O esforço foi como um soco no peito. A luz explodiu nos seus olhos. O Dr. Eduardo estava ali, sério, firme.
— Beatriz, ouve-me? Estás no hospital. Estás segura.
— O que… aconteceu?
— Três semanas em coma. Traumatismo craniano, fraturas. Lembras-te de algo?
— Lembro de sair do carro. Depois… escuridão.
Quando Ricardo entrou, ela esperou um abraço, um alívio. Ele tocou-lhe no ombro com frieza.
— Acordaste. Os médicos dizem que vais melhorar.
— Ricardo… — a voz dela tremia.
— Desculpa, tenho uma chamada importante — cortou ele, tirando o telemóvel.
Ele saiu, falou baixo, e voltou.
— Bia, tenho de ir. Negócios. Estás em boas mãos.
E foi-se embora. Beatriz viu a porta fechar-se, e o gelo invadiu-a. Porque é que ela estava ali, num hospital público, quando podia estar na melhor clínica do mundo?
Uma frase veio-lhe à mente, como se tivesse ouvido antes: *”Eu fingia estar morta se fosse ela, para ele mostrar quem realmente é.”*
— Doutor — fitou o Dr. Eduardo com firmeza. — Preciso que me ajude numa mentira. Diga ao meu marido que morri.
— Absurdo! — ele recuou. — Sou médico, não ator!

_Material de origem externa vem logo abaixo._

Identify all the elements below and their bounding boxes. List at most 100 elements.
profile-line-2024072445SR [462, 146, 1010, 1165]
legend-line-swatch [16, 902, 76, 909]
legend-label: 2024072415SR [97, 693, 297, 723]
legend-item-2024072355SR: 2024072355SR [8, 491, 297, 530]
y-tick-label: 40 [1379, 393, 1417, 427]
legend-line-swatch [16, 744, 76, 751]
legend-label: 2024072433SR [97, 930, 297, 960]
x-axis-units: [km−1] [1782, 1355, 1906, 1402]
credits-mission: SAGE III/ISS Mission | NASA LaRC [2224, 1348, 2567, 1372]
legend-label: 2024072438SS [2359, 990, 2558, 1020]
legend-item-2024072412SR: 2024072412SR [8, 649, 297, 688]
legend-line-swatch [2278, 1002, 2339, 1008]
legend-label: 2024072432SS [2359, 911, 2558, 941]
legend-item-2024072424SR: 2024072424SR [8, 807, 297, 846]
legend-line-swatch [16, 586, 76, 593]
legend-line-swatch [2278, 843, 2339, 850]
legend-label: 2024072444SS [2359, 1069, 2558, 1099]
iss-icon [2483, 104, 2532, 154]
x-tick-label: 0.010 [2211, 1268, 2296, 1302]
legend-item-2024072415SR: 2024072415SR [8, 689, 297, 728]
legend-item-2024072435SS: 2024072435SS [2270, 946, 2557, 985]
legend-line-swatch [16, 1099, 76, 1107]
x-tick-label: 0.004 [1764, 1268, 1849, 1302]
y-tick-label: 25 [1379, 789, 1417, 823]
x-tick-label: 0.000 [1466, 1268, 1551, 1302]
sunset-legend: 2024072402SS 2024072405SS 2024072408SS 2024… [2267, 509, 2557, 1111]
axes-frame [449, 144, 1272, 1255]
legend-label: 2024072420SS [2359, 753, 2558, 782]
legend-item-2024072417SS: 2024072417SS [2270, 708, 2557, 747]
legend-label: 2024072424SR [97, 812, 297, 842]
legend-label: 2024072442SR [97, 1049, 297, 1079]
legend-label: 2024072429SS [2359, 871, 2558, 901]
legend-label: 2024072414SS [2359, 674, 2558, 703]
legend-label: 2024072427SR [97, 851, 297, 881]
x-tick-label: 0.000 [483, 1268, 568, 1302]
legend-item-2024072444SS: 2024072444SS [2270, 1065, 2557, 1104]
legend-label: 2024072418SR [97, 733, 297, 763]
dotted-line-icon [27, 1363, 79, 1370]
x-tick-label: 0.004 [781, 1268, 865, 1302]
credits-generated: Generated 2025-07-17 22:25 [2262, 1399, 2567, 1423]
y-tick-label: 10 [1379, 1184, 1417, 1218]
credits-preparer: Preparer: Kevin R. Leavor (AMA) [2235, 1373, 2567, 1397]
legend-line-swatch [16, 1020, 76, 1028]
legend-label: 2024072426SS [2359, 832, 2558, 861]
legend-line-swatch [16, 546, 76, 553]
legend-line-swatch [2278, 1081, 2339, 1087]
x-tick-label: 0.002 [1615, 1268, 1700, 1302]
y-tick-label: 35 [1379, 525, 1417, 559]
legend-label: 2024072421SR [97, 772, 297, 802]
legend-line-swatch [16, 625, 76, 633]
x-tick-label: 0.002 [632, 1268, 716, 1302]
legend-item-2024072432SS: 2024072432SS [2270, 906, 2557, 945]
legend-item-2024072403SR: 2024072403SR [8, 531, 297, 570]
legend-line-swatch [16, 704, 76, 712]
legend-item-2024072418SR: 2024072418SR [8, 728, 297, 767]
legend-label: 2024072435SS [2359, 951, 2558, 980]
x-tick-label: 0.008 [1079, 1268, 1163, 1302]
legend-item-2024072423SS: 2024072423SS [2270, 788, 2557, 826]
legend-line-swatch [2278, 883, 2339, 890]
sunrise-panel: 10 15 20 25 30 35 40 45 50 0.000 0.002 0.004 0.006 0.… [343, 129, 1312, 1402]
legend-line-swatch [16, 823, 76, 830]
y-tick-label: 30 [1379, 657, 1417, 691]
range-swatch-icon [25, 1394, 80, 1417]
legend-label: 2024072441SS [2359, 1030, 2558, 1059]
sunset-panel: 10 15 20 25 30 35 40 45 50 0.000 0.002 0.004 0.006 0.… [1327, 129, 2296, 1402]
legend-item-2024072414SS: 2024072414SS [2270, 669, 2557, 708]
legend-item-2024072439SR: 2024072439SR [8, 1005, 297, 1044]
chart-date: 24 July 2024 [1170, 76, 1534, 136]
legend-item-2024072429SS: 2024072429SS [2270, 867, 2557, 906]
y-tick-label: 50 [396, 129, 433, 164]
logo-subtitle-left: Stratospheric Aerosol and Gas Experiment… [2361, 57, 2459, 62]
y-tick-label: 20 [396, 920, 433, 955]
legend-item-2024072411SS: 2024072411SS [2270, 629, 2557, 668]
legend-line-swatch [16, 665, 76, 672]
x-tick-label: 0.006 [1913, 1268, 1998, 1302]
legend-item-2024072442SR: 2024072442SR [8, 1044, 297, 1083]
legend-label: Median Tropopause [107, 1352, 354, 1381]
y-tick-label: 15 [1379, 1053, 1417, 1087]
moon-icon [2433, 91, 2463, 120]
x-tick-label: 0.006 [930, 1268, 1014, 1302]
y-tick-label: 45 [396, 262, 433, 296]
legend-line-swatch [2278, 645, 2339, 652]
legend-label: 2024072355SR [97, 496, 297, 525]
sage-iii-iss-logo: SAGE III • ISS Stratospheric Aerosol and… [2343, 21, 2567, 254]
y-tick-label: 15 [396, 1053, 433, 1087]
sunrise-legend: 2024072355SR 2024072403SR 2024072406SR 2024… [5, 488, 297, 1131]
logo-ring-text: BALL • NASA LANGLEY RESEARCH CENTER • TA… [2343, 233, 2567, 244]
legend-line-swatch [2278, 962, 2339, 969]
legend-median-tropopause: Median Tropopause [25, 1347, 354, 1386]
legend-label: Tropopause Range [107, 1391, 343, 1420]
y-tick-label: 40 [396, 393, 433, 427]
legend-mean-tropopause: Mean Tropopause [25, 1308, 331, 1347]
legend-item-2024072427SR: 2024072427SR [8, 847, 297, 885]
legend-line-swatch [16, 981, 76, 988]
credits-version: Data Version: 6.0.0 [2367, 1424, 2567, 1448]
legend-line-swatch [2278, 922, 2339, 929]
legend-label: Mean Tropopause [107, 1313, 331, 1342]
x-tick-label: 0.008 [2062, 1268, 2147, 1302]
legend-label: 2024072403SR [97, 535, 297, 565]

— Por favor! — implorou ela. — Preciso da verdade. Sinto que há algo horrível aqui.
Ele hesitou. Viu nela a mesma dor que sentira quando a sua mulher o deixou. Acenou com a cabeça.
— Uma só vez.
No dia seguinte, o Dr. Eduardo encarou Ricardo no corredor.
— Lamento muito. Ela… faleceu há uma hora. Complicações. Não havia nada a fazer.
Ricardo ficou imóvel. Depois, entrou no quarto, tocou no ombro dela com desdém… e riu. Um riso triunfante, sem som.
— Bebé! Sim, sou eu! — sussurrou ao telemóvel. — Morreu! Finalmente! Estamos livres! Agora é tudo nosso!
Quando se virou, o Dr. Eduardo estava na porta. Pálido. Ricardo olhou para a cama.
Beatriz estava sentada, o telemóvel na mão, a gravação terminada.
— Tu… — ele engasgou-se. — Mentira! Vou destruir-te!
Saiu a correr.
— Não o deixem fugir! — gritou o médico.
— Não vale a pena — disse Beatriz, fria. — A polícia já trata disso.
OE, meses depois, no jardim da sua nova casa à beira-mar, Beatriz sorriu ao ver Eduardo e Carlota brincando na areia, sabendo que a verdadeira felicidade não estava no dinheiro, mas naquela família que o destino lhe trouxera entre lágrimas e mentiras.